Photograph by Kana Okada
|½||cup blanched hazelnuts, plus chopped nuts for topping|
|¾||cup packed sweetened shredded coconut|
|1||cup crispy rice cereal|
|¼||cup sweetened condensed milk|
|Cooking spray, for the pan|
|1||pint coconut or vanilla ice cream, slightly softened|
|2||pints chocolate ice cream|
Preheat the oven to 400 degrees F. Spread the whole hazelnuts and coconut on a baking sheet and toast until deep golden, 8 to 10 minutes. Let cool, then transfer to a food processor. Add the cereal and condensed milk and pulse until the mixture is finely ground.
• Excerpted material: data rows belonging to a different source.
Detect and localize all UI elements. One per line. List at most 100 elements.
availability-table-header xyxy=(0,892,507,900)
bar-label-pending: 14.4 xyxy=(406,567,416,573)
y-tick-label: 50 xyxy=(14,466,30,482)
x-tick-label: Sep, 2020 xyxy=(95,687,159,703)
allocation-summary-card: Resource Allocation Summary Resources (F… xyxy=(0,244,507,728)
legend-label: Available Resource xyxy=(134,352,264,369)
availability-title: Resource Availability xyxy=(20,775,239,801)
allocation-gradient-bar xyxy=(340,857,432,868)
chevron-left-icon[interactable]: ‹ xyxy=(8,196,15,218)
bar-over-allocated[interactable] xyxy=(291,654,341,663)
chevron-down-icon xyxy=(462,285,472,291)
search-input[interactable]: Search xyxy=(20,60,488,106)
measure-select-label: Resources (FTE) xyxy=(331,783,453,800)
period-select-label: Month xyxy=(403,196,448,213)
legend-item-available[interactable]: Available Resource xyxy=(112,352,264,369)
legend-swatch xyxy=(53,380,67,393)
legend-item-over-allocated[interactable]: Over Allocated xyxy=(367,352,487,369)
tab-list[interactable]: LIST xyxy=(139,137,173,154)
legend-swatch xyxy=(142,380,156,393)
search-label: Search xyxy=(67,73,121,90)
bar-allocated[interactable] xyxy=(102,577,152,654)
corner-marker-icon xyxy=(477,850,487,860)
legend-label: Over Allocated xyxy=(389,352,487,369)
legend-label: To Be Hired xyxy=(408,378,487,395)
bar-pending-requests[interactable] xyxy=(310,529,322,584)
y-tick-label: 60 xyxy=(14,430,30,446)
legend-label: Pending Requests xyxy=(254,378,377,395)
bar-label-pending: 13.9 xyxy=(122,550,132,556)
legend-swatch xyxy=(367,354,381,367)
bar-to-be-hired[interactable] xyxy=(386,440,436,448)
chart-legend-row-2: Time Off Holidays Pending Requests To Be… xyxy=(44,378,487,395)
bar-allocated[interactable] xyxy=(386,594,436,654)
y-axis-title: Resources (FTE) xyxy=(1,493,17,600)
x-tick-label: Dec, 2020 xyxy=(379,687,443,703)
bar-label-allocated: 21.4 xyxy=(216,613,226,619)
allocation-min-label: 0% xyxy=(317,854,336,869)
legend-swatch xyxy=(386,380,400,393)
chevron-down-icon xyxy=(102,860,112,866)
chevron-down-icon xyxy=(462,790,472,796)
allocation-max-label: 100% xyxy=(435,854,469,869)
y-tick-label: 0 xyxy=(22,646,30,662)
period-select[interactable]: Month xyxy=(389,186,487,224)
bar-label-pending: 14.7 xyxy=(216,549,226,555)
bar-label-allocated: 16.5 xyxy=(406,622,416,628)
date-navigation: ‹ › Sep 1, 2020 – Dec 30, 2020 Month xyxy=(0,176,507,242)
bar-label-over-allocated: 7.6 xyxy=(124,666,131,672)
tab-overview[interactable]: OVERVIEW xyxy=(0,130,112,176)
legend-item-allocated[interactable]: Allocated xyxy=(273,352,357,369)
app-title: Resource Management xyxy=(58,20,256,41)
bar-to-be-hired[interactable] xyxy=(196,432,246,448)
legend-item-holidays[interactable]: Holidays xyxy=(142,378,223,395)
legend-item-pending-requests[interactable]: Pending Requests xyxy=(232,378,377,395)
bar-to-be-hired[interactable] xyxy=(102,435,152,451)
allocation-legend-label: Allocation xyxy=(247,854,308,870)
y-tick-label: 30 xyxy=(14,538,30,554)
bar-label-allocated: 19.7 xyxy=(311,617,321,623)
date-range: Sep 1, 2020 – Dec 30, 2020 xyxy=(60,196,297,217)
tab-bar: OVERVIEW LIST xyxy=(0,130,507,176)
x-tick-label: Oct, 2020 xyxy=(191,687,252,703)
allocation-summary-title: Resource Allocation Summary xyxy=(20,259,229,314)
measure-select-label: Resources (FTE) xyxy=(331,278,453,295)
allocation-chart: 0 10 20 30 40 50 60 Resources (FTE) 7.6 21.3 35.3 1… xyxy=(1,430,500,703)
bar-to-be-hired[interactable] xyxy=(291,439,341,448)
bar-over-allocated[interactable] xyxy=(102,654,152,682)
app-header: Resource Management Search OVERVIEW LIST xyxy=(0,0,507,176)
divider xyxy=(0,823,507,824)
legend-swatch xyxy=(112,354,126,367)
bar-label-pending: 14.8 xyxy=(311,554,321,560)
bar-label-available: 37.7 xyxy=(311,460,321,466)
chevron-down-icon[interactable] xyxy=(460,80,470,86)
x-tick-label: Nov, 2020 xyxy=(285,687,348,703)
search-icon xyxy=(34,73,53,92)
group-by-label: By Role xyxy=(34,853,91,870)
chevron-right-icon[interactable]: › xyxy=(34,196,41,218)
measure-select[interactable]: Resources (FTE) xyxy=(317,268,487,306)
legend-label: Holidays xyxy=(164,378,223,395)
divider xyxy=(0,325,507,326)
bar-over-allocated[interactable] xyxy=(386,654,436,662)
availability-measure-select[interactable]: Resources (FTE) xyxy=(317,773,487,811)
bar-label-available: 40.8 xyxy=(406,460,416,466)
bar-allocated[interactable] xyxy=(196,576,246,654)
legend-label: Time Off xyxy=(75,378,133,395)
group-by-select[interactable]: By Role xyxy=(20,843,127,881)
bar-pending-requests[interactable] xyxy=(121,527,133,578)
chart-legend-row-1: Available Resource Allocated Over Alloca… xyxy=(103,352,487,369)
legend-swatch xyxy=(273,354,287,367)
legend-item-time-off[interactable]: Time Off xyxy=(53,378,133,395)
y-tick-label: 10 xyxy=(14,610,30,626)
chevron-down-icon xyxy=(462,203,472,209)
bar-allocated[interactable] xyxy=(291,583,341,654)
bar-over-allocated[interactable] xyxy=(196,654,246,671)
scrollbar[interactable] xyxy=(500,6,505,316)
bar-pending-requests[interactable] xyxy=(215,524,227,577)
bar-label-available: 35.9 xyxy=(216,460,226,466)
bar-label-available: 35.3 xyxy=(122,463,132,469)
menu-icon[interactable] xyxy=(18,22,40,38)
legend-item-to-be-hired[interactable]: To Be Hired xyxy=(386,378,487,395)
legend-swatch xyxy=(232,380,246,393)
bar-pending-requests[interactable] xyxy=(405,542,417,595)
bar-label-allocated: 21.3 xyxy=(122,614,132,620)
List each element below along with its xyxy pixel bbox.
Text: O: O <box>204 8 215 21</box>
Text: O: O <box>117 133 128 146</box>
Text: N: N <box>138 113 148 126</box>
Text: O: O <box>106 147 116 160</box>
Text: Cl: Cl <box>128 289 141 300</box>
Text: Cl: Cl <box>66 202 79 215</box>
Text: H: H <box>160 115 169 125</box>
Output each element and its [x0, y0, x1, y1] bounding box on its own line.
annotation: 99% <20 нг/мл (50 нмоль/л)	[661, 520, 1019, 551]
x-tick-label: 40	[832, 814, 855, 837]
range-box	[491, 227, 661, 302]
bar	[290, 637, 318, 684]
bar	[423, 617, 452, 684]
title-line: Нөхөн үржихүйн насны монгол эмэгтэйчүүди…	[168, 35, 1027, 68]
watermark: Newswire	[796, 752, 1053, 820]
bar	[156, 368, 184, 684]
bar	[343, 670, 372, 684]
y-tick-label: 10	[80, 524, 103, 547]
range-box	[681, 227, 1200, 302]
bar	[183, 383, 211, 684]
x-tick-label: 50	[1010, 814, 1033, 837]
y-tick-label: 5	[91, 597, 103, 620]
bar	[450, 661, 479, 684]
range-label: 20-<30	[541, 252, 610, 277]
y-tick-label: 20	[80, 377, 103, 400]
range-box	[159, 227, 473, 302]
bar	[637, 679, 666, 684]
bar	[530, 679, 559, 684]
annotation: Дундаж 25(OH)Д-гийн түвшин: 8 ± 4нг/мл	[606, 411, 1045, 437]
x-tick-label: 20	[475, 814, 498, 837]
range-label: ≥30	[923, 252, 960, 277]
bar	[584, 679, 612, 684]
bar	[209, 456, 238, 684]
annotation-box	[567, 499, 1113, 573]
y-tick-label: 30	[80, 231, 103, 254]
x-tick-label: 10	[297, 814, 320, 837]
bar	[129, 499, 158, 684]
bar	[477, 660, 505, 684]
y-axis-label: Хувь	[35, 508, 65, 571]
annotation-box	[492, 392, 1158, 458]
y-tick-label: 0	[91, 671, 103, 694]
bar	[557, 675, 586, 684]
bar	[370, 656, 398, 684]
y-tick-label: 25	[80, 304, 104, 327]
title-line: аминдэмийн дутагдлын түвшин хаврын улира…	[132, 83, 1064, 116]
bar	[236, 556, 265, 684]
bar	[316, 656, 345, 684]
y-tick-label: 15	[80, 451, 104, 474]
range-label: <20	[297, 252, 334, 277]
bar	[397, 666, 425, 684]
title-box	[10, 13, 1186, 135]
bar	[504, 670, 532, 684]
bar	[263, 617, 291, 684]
Lightly spray 6 muffin-tin cups with cooking spray. Divide the coconut mixture among the cups. Wet your fingers, then press the coconut mixture into the bottom and up the side of each cup. Freeze until firm, at least 20 minutes.
Remove the muffin pan from the freezer. Fill the crusts with coconut ice cream, smoothing the tops. Freeze until firm, about 40 minutes.
Top each ice cream cupcake with a scoop of chocolate ice cream (make the scoop flat on the bottom so it sits on top of the coconut ice cream). Serve immediately or cover and freeze for up to 2 days. To unmold, run an offset spatula around the edge of each cup, then pry out the cupcakes. Top with chopped hazelnuts.